Autonomous vehicle operators will have a hand in shaping regulations that will govern how they test the technology on public roads.
Within the next few weeks, the Pennsylvania Department of Transportation plans to meet one-on-one with the five self-driving car entities in the state.
In April, shortly after an Uber in self-driving mode struck and killed a woman in Arizona, PennDOT secretary Leslie Richards issued a series of draft regulations the state intended to pursue. The Pennsylvania Autonomous Vehicles Task Force was reconvened to refine its original recommendations, made in December 2016.
Current law never anticipated self-driving cars and needs to be updated, said Roger Cohen, who co-chairs the task force.

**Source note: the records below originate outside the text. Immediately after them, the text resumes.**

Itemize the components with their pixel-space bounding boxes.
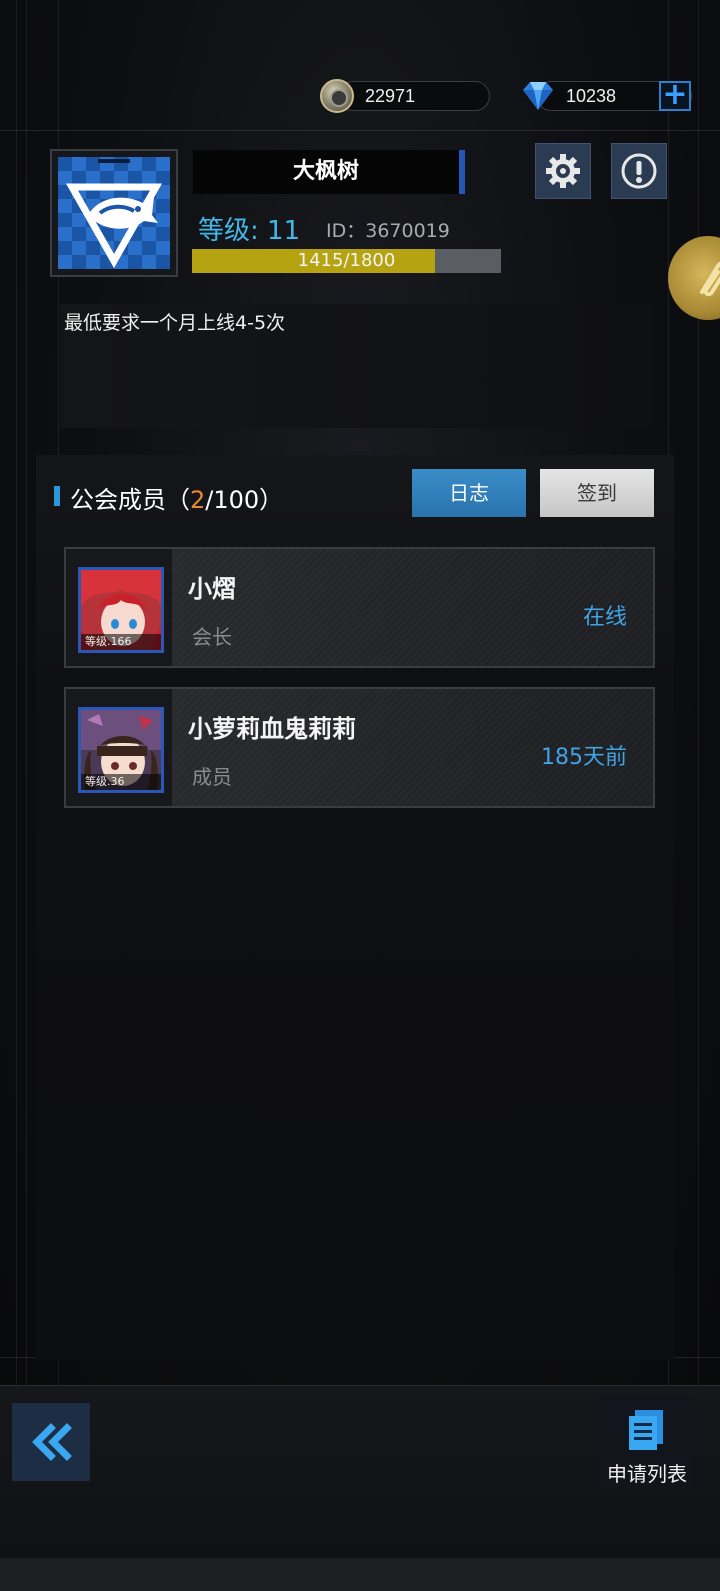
- frame-line: [16, 0, 17, 1591]
- member-name: 小萝莉血鬼莉莉: [188, 715, 356, 743]
- add-gems-button[interactable]: +: [659, 80, 691, 111]
- members-title: 公会成员（2/100）: [70, 486, 284, 514]
- blue-diamond-icon: [523, 82, 553, 110]
- signin-button[interactable]: 签到: [540, 469, 654, 517]
- guild-screen: 22971 10238 + 大枫树 等级: 11 ID：3670019 1415…: [0, 0, 720, 1591]
- gear-icon: [546, 154, 580, 188]
- exclamation-icon: [621, 153, 657, 189]
- section-marker: [54, 486, 60, 506]
- log-button[interactable]: 日志: [412, 469, 526, 517]
- avatar-level: 等级.166: [81, 634, 161, 650]
- plus-icon: +: [662, 77, 688, 112]
- guild-exp-bar: 1415/1800: [192, 249, 501, 273]
- info-button[interactable]: [611, 143, 667, 199]
- member-status: 在线: [582, 605, 627, 630]
- member-status: 185天前: [541, 745, 627, 770]
- guild-emblem[interactable]: [50, 149, 178, 277]
- fish-emblem-icon: [58, 157, 170, 269]
- paperclip-icon[interactable]: [668, 236, 720, 320]
- member-role: 成员: [192, 765, 232, 789]
- guild-id: ID：3670019: [326, 220, 450, 242]
- guild-level: 等级: 11: [198, 216, 301, 246]
- coin-counter: 22971: [338, 81, 490, 111]
- apply-list-button[interactable]: 申请列表: [600, 1396, 694, 1488]
- frame-line: [26, 0, 27, 1591]
- back-button[interactable]: [12, 1403, 90, 1481]
- silver-coin-icon: [320, 79, 354, 113]
- member-row[interactable]: 等级.166 小熠 会长 在线: [64, 547, 655, 668]
- avatar-slot: 等级.36: [66, 689, 172, 806]
- avatar: 等级.36: [78, 707, 164, 793]
- member-row[interactable]: 等级.36 小萝莉血鬼莉莉 成员 185天前: [64, 687, 655, 808]
- member-name: 小熠: [188, 575, 236, 603]
- exp-text: 1415/1800: [297, 250, 396, 271]
- guild-name: 大枫树: [193, 150, 465, 194]
- bottom-strip: [0, 1558, 720, 1591]
- guild-notice: 最低要求一个月上线4-5次: [60, 304, 652, 428]
- notice-text: 最低要求一个月上线4-5次: [64, 312, 286, 334]
- frame-line: [0, 130, 720, 131]
- gem-amount: 10238: [566, 86, 617, 106]
- apply-list-label: 申请列表: [607, 1462, 687, 1486]
- avatar: 等级.166: [78, 567, 164, 653]
- coin-amount: 22971: [365, 86, 416, 106]
- member-role: 会长: [192, 625, 232, 649]
- avatar-slot: 等级.166: [66, 549, 172, 666]
- avatar-level: 等级.36: [81, 774, 161, 790]
- double-chevron-left-icon: [32, 1423, 72, 1461]
- settings-button[interactable]: [535, 143, 591, 199]
- document-list-icon: [629, 1410, 663, 1450]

“We’re moving into an area of very fast innovation,” he said. “There’s a lot of unknowns and we think that the most prudent and safest way to be working toward advancing the development of the technology ... is through collaboration.”

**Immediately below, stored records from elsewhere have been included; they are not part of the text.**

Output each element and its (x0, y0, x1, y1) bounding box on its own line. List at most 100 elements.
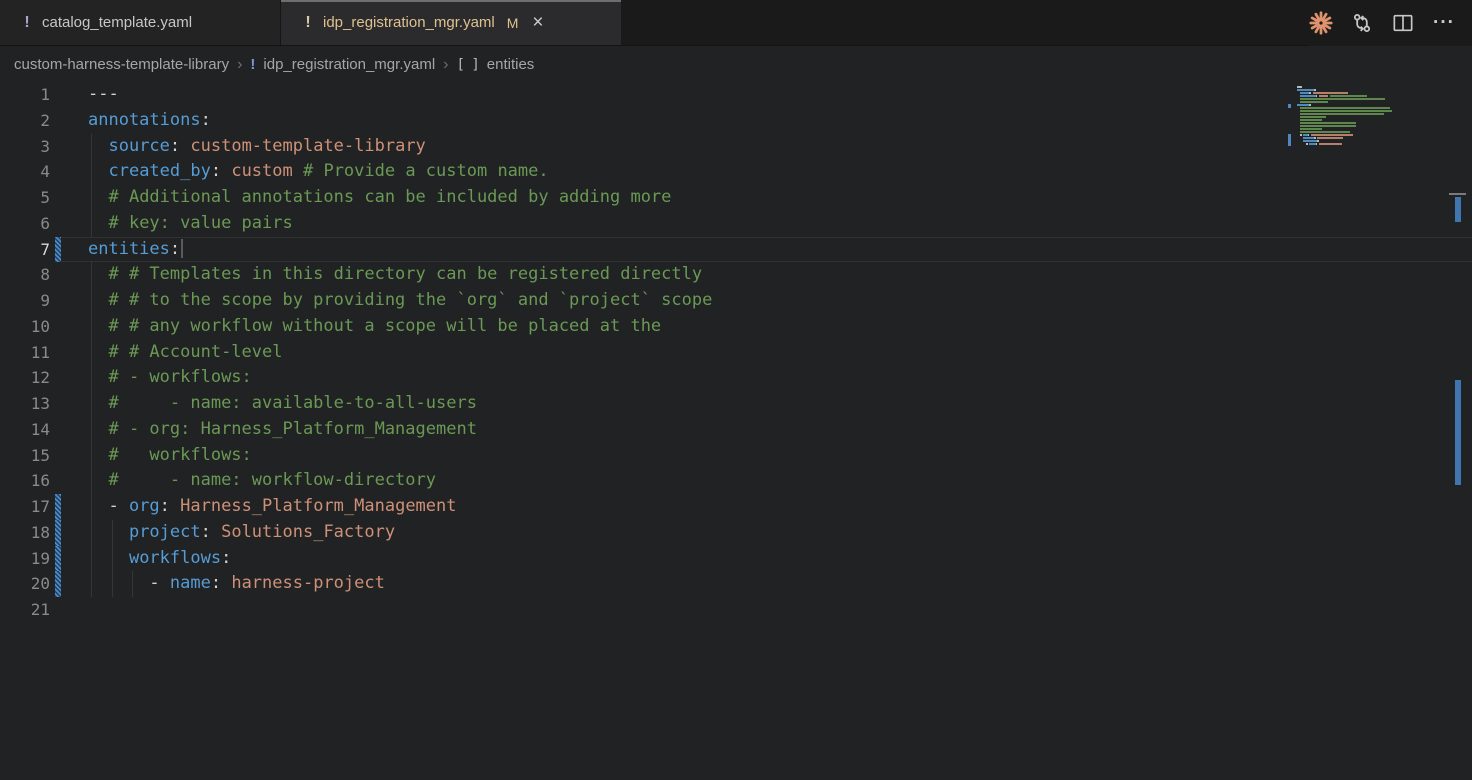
code-line-17[interactable]: 17 - org: Harness_Platform_Management (0, 494, 1472, 520)
line-number[interactable]: 13 (0, 391, 50, 417)
code-text (61, 597, 1472, 623)
ruler-cursor-marker (1449, 193, 1466, 195)
code-line-11[interactable]: 11 # # Account-level (0, 340, 1472, 366)
line-number[interactable]: 9 (0, 288, 50, 314)
split-editor-button[interactable] (1391, 11, 1415, 35)
open-changes-button[interactable] (1350, 11, 1374, 35)
line-number[interactable]: 10 (0, 314, 50, 340)
line-number[interactable]: 4 (0, 159, 50, 185)
line-number[interactable]: 21 (0, 597, 50, 623)
code-line-5[interactable]: 5 # Additional annotations can be includ… (0, 185, 1472, 211)
chevron-right-icon: › (237, 56, 242, 74)
code-text: source: custom-template-library (61, 134, 1472, 160)
code-line-4[interactable]: 4 created_by: custom # Provide a custom … (0, 159, 1472, 185)
split-editor-icon (1392, 12, 1414, 34)
ruler-modified-marker (1455, 380, 1461, 485)
line-number[interactable]: 5 (0, 185, 50, 211)
ellipsis-icon: ··· (1433, 12, 1455, 34)
code-text: project: Solutions_Factory (61, 520, 1472, 546)
code-text: # Additional annotations can be included… (61, 185, 1472, 211)
code-line-16[interactable]: 16 # - name: workflow-directory (0, 468, 1472, 494)
code-text: workflows: (61, 546, 1472, 572)
line-number[interactable]: 6 (0, 211, 50, 237)
code-text: # - name: workflow-directory (61, 468, 1472, 494)
code-text: created_by: custom # Provide a custom na… (61, 159, 1472, 185)
code-line-8[interactable]: 8 # # Templates in this directory can be… (0, 262, 1472, 288)
code-text: # # to the scope by providing the `org` … (61, 288, 1472, 314)
line-number[interactable]: 2 (0, 108, 50, 134)
code-text: # # any workflow without a scope will be… (61, 314, 1472, 340)
minimap-line (1297, 146, 1445, 149)
starburst-icon (1309, 11, 1333, 35)
code-line-7[interactable]: 7 entities: (0, 237, 1472, 263)
code-line-19[interactable]: 19 workflows: (0, 546, 1472, 572)
minimap-modified-marker (1288, 104, 1291, 108)
code-lines: 1---2annotations:3 source: custom-templa… (0, 82, 1472, 623)
line-number[interactable]: 1 (0, 82, 50, 108)
minimap[interactable] (1297, 86, 1445, 149)
code-line-3[interactable]: 3 source: custom-template-library (0, 134, 1472, 160)
file-warning-icon: ! (303, 14, 313, 32)
code-line-12[interactable]: 12 # - workflows: (0, 365, 1472, 391)
line-number[interactable]: 12 (0, 365, 50, 391)
code-line-6[interactable]: 6 # key: value pairs (0, 211, 1472, 237)
breadcrumb: custom-harness-template-library › ! idp_… (0, 47, 1472, 82)
code-text: # # Templates in this directory can be r… (61, 262, 1472, 288)
code-line-2[interactable]: 2 annotations: (0, 108, 1472, 134)
text-cursor (181, 239, 183, 258)
line-number[interactable]: 3 (0, 134, 50, 160)
line-number[interactable]: 16 (0, 468, 50, 494)
tab-idp-registration-mgr-yaml[interactable]: ! idp_registration_mgr.yaml M × (281, 0, 621, 45)
tab-catalog-template-yaml[interactable]: ! catalog_template.yaml (0, 0, 281, 45)
tab-label: idp_registration_mgr.yaml (323, 14, 495, 31)
code-line-15[interactable]: 15 # workflows: (0, 443, 1472, 469)
chevron-right-icon: › (443, 56, 448, 74)
close-tab-icon[interactable]: × (532, 13, 543, 32)
file-warning-icon: ! (250, 56, 255, 73)
code-line-20[interactable]: 20 - name: harness-project (0, 571, 1472, 597)
code-line-21[interactable]: 21 (0, 597, 1472, 623)
code-line-13[interactable]: 13 # - name: available-to-all-users (0, 391, 1472, 417)
code-text: # key: value pairs (61, 211, 1472, 237)
code-text: annotations: (61, 108, 1472, 134)
breadcrumb-symbol-entities[interactable]: entities (487, 56, 535, 73)
editor-actions: ··· (1309, 0, 1472, 46)
tab-bar: ! catalog_template.yaml ! idp_registrati… (0, 0, 1472, 46)
breadcrumb-folder[interactable]: custom-harness-template-library (14, 56, 229, 73)
code-line-18[interactable]: 18 project: Solutions_Factory (0, 520, 1472, 546)
indent-guide (91, 134, 92, 237)
breadcrumb-file[interactable]: idp_registration_mgr.yaml (263, 56, 435, 73)
code-text: # - org: Harness_Platform_Management (61, 417, 1472, 443)
git-modified-badge: M (507, 15, 519, 31)
code-text: # - name: available-to-all-users (61, 391, 1472, 417)
line-number[interactable]: 18 (0, 520, 50, 546)
indent-guide (91, 262, 92, 597)
line-number[interactable]: 14 (0, 417, 50, 443)
code-text: - name: harness-project (61, 571, 1472, 597)
code-line-14[interactable]: 14 # - org: Harness_Platform_Management (0, 417, 1472, 443)
ruler-modified-marker (1455, 197, 1461, 222)
code-line-10[interactable]: 10 # # any workflow without a scope will… (0, 314, 1472, 340)
line-number[interactable]: 17 (0, 494, 50, 520)
line-number[interactable]: 15 (0, 443, 50, 469)
vscode-editor-window: ! catalog_template.yaml ! idp_registrati… (0, 0, 1472, 780)
starburst-extension-button[interactable] (1309, 11, 1333, 35)
code-line-1[interactable]: 1--- (0, 82, 1472, 108)
line-number[interactable]: 8 (0, 262, 50, 288)
code-editor[interactable]: 1---2annotations:3 source: custom-templa… (0, 82, 1472, 780)
code-text: entities: (61, 237, 1472, 263)
line-number[interactable]: 19 (0, 546, 50, 572)
line-number[interactable]: 20 (0, 571, 50, 597)
line-number[interactable]: 7 (0, 237, 50, 263)
line-number[interactable]: 11 (0, 340, 50, 366)
code-line-9[interactable]: 9 # # to the scope by providing the `org… (0, 288, 1472, 314)
indent-guide (112, 520, 113, 597)
file-warning-icon: ! (22, 14, 32, 32)
array-symbol-icon: [ ] (456, 57, 478, 73)
minimap-modified-marker (1288, 134, 1291, 146)
more-actions-button[interactable]: ··· (1432, 11, 1456, 35)
tab-label: catalog_template.yaml (42, 14, 192, 31)
code-text: - org: Harness_Platform_Management (61, 494, 1472, 520)
code-text: # workflows: (61, 443, 1472, 469)
code-text: # # Account-level (61, 340, 1472, 366)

Cohen said safety is paramount at PennDOT, adding that the successful development of self-driving technologies can make the commonwealth’s roads safer.
Regulation is always done in consultation with the industry being regulated, said Gov. Tom Wolf.
“To make sure that the regulations aren’t too onerous,” he said. “We want safety and security for our citizens, but we also want companies who feel that Pennsylvania is a place where they can do innovative things.”
There are five entities that test self-driving cars in Pittsburgh: Aptiv, Argo AI, Aurora Innovation, Carnegie Mellon University and Uber.
Aptiv, Aurora and Uber declined to comment. In statements made to 90.5 WESA, both Argo AI and Carnegie Mellon University said they look forward to continuing discussions with city and state officials to ensure safe testing and safe deployment of self-driving vehicles.
Pittsburgh Mayor Bill Peduto chastised Uber in recent weeks for its plan to resume testing on city streets this summer. While he has talked about limiting Uber’s cars to speeds of 25 miles per hour while in self-driving mode, he said he’s working with the state to craft uniform regulation.
“We're agnostic when it comes to ... the company but when it comes to the technology we want to make sure that all precautions are being taken,” he said.
After meeting with the companies, the state task force will issue new recommendations. But unless the state legislature writes those into law, following those guidelines would remain entirely voluntary.
Peduto said he expects the legislature to take up the issue of regulation before the end of the year.